Satellite operators could have greater flexibility to offer terrestrial broadband services as a result of a Notice of Proposed Rulemaking issued this week from the Federal Communications Commission. The NPRM, which focuses on 90 MHz of spectrum in three different satellite bands, aims to make it easier for satellite operators to use the spectrum to offer terrestrial broadband wireless service.
“We intend to modify our rules in a way that both expands terrestrial mobile broadband and ensures that America has a robust mobile satellite capability for rural areas and when disaster strikes,” said FCC Chairman Julius Genachowski in a statement.
The NPRM, which was triggered by a recommendation in the National Broadband Plan, would allow satellite operators to lease spectrum to other carriers who would provide the terrestrial portion of the link under the same regulations that currently apply to wireless terrestrial services. Currently such arrangements are more restricted and as a result satellite operators have not yet exercised their option to include a terrestrial component in their offerings. Currently Globalstar has a broadband terrestrial component in the works through a partnership with Open Range Communications. And SkyTerra was required to commit to adding a terrestrial component to its offering as a condition of its acquisition by Harbinger Capital.
The NPRM also seeks to eliminate certain restrictions on using satellite spectrum for terrestrial communications that are unique to the 2 GHz spectrum band. Along with the NPRM, the FCC issued a Notice of Inquiry seeking comment on other actions it might take to encourage the use of satellite spectrum for terrestrial use. One important action could be to allow spectrum holders to assign their spectrum to another party or to allow the FCC to auction it in exchange for a portion of the proceeds.

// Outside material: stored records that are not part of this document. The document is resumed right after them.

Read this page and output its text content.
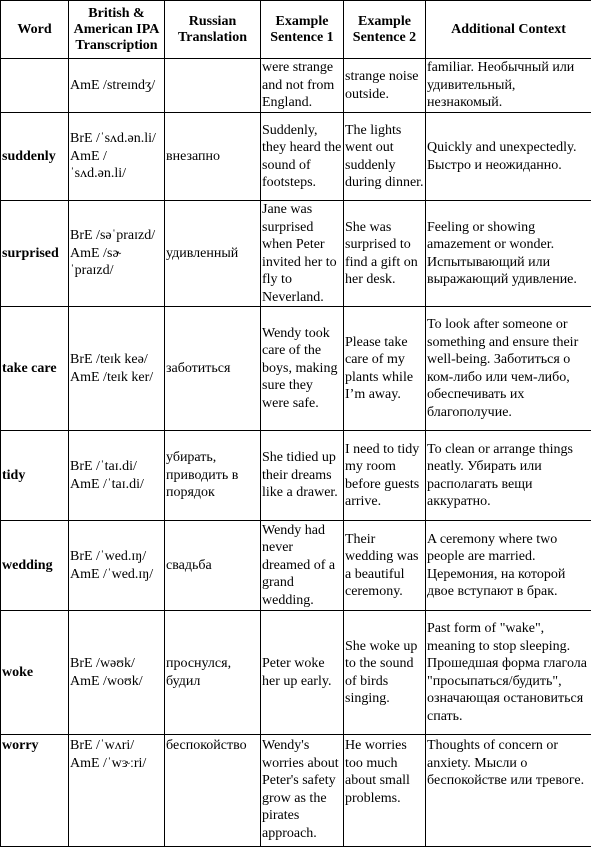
Word	British & American IPA Transcription	Russian Translation	Example Sentence 1	Example Sentence 2	Additional Context
	AmE /streɪndʒ/		were strange and not from England.	strange noise outside.	familiar. Необычный или удивительный, незнакомый.
suddenly	BrE /ˈsʌd.ən.li/ AmE / ˈsʌd.ən.li/	внезапно	Suddenly, they heard the sound of footsteps.	The lights went out suddenly during dinner.	Quickly and unexpectedly. Быстро и неожиданно.
surprised	BrE /səˈpraɪzd/ AmE /sɚ ˈpraɪzd/	удивленный	Jane was surprised when Peter invited her to fly to Neverland.	She was surprised to find a gift on her desk.	Feeling or showing amazement or wonder. Испытывающий или выражающий удивление.
take care	BrE /teɪk keə/ AmE /teɪk ker/	заботиться	Wendy took care of the boys, making sure they were safe.	Please take care of my plants while I’m away.	To look after someone or something and ensure their well-being. Заботиться о ком-либо или чем-либо, обеспечивать их благополучие.
tidy	BrE /ˈtaɪ.di/ AmE /ˈtaɪ.di/	убирать, приводить в порядок	She tidied up their dreams like a drawer.	I need to tidy my room before guests arrive.	To clean or arrange things neatly. Убирать или располагать вещи аккуратно.
wedding	BrE /ˈwed.ɪŋ/ AmE /ˈwed.ɪŋ/	свадьба	Wendy had never dreamed of a grand wedding.	Their wedding was a beautiful ceremony.	A ceremony where two people are married. Церемония, на которой двое вступают в брак.
woke	BrE /wəʊk/ AmE /woʊk/	проснулся, будил	Peter woke her up early.	She woke up to the sound of birds singing.	Past form of "wake", meaning to stop sleeping. Прошедшая форма глагола "просыпаться/будить", означающая остановиться спать.
worry	BrE /ˈwʌri/ AmE /ˈwɝːri/	беспокойство	Wendy's worries about Peter's safety grow as the pirates approach.	He worries too much about small problems.	Thoughts of concern or anxiety. Мысли о беспокойстве или тревоге.
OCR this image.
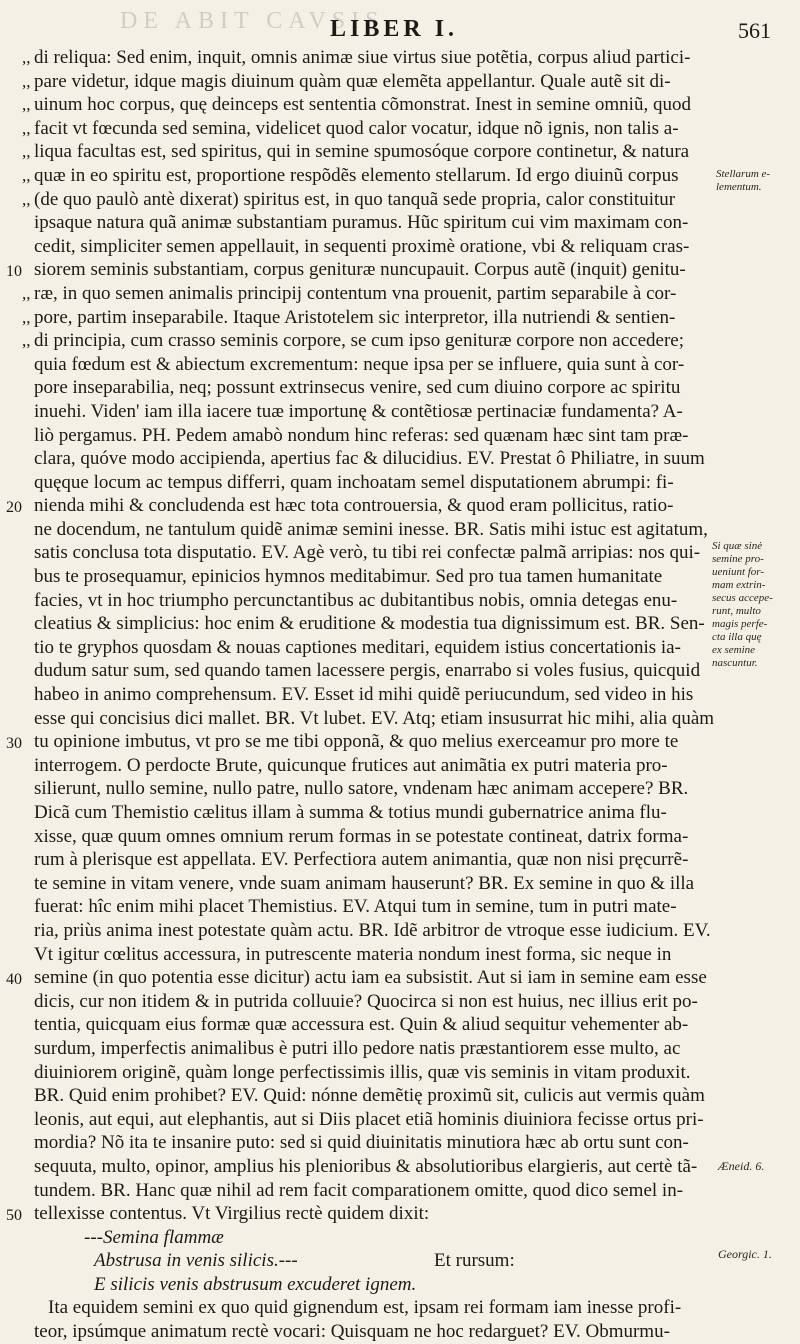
DE ABIT CAVSIS
LIBER I.	561
,, di reliqua: Sed enim, inquit, omnis animæ siue virtus siue potẽtia, corpus aliud partici-
,, pare videtur, idque magis diuinum quàm quæ elemẽta appellantur. Quale autẽ sit di-
,, uinum hoc corpus, quę deinceps est sententia cõmonstrat. Inest in semine omniũ, quod
,, facit vt fœcunda sed semina, videlicet quod calor vocatur, idque nõ ignis, non talis a-
,, liqua facultas est, sed spiritus, qui in semine spumosóque corpore continetur, & natura
,, quæ in eo spiritu est, proportione respõdẽs elemento stellarum. Id ergo diuinũ corpus
,, (de quo paulò antè dixerat) spiritus est, in quo tanquã sede propria, calor constituitur
ipsaque natura quã animæ substantiam puramus. Hũc spiritum cui vim maximam con-
cedit, simpliciter semen appellauit, in sequenti proximè oratione, vbi & reliquam cras-
10 siorem seminis substantiam, corpus genituræ nuncupauit. Corpus autẽ (inquit) genitu-
,, ræ, in quo semen animalis principij contentum vna prouenit, partim separabile à cor-
,, pore, partim inseparabile. Itaque Aristotelem sic interpretor, illa nutriendi & sentien-
,, di principia, cum crasso seminis corpore, se cum ipso genituræ corpore non accedere;
quia fœdum est & abiectum excrementum: neque ipsa per se influere, quia sunt à cor-
pore inseparabilia, neq; possunt extrinsecus venire, sed cum diuino corpore ac spiritu
inuehi. Viden' iam illa iacere tuæ importunę & contẽtiosæ pertinaciæ fundamenta? A-
liò pergamus. PH. Pedem amabò nondum hinc referas: sed quænam hæc sint tam præ-
clara, quóve modo accipienda, apertius fac & dilucidius. EV. Prestat ô Philiatre, in suum
quęque locum ac tempus differri, quam inchoatam semel disputationem abrumpi: fi-
20 nienda mihi & concludenda est hæc tota controuersia, & quod eram pollicitus, ratio-
ne docendum, ne tantulum quidẽ animæ semini inesse. BR. Satis mihi istuc est agitatum,
satis conclusa tota disputatio. EV. Agè verò, tu tibi rei confectæ palmã arripias: nos qui-
bus te prosequamur, epinicios hymnos meditabimur. Sed pro tua tamen humanitate
facies, vt in hoc triumpho percunctantibus ac dubitantibus nobis, omnia detegas enu-
cleatius & simplicius: hoc enim & eruditione & modestia tua dignissimum est. BR. Sen-
tio te gryphos quosdam & nouas captiones meditari, equidem istius concertationis ia-
dudum satur sum, sed quando tamen lacessere pergis, enarrabo si voles fusius, quicquid
habeo in animo comprehensum. EV. Esset id mihi quidẽ periucundum, sed video in his
esse qui concisius dici mallet. BR. Vt lubet. EV. Atq; etiam insusurrat hic mihi, alia quàm
30 tu opinione imbutus, vt pro se me tibi opponã, & quo melius exerceamur pro more te
interrogem. O perdocte Brute, quicunque frutices aut animãtia ex putri materia pro-
silierunt, nullo semine, nullo patre, nullo satore, vndenam hæc animam accepere? BR.
Dicã cum Themistio cælitus illam à summa & totius mundi gubernatrice anima flu-
xisse, quæ quum omnes omnium rerum formas in se potestate contineat, datrix forma-
rum à plerisque est appellata. EV. Perfectiora autem animantia, quæ non nisi pręcurrẽ-
te semine in vitam venere, vnde suam animam hauserunt? BR. Ex semine in quo & illa
fuerat: hîc enim mihi placet Themistius. EV. Atqui tum in semine, tum in putri mate-
ria, priùs anima inest potestate quàm actu. BR. Idẽ arbitror de vtroque esse iudicium. EV.
Vt igitur cœlitus accessura, in putrescente materia nondum inest forma, sic neque in
40 semine (in quo potentia esse dicitur) actu iam ea subsistit. Aut si iam in semine eam esse
dicis, cur non itidem & in putrida colluuie? Quocirca si non est huius, nec illius erit po-
tentia, quicquam eius formæ quæ accessura est. Quin & aliud sequitur vehementer ab-
surdum, imperfectis animalibus è putri illo pedore natis præstantiorem esse multo, ac
diuiniorem originẽ, quàm longe perfectissimis illis, quæ vis seminis in vitam produxit.
BR. Quid enim prohibet? EV. Quid: nónne demẽtię proximũ sit, culicis aut vermis quàm
leonis, aut equi, aut elephantis, aut si Diis placet etiã hominis diuiniora fecisse ortus pri-
mordia? Nõ ita te insanire puto: sed si quid diuinitatis minutiora hæc ab ortu sunt con-
sequuta, multo, opinor, amplius his plenioribus & absolutioribus elargieris, aut certè tã-
tundem. BR. Hanc quæ nihil ad rem facit comparationem omitte, quod dico semel in-
50 tellexisse contentus. Vt Virgilius rectè quidem dixit:
---Semina flammæ
Abstrusa in venis silicis.---	Et rursum:
E silicis venis abstrusum excuderet ignem.
Ita equidem semini ex quo quid gignendum est, ipsam rei formam iam inesse profi-
teor, ipsúmque animatum rectè vocari: Quisquam ne hoc redarguet? EV. Obmurmu-
Stellarum e-
lementum.
Si quæ sinė
semine pro-
ueniunt for-
mam extrin-
secus accepe-
runt, multo
magis perfe-
cta illa quę
ex semine
nascuntur.
Æneid. 6.
Georgic. 1.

Several operators—including SkyTerra, Globalstar and Iridium–currently offer satellite service in the L-Band and LEO band, two of the bands covered by the NPRM and NOI. The 2 GHz band, which includes two license-holders and is the third band covered by the NPRM and NOI, is a different story.
DBSD Satellite Services (formerly New ICO Satellite Services) launched a satellite but does not yet offer service and is in the process of emerging from bankruptcy. TerreStar Networks also has launched a satellite and has an agreement with AT&T for an integrated smartphone but has not yet launched service or built any terrestrial base stations.
Neither the new NPRM nor the new NOI mentions a suggestion previously made by the FCC that would have prevented AT&T and Verizon from operating the terrestrial portion of satellite-based networks.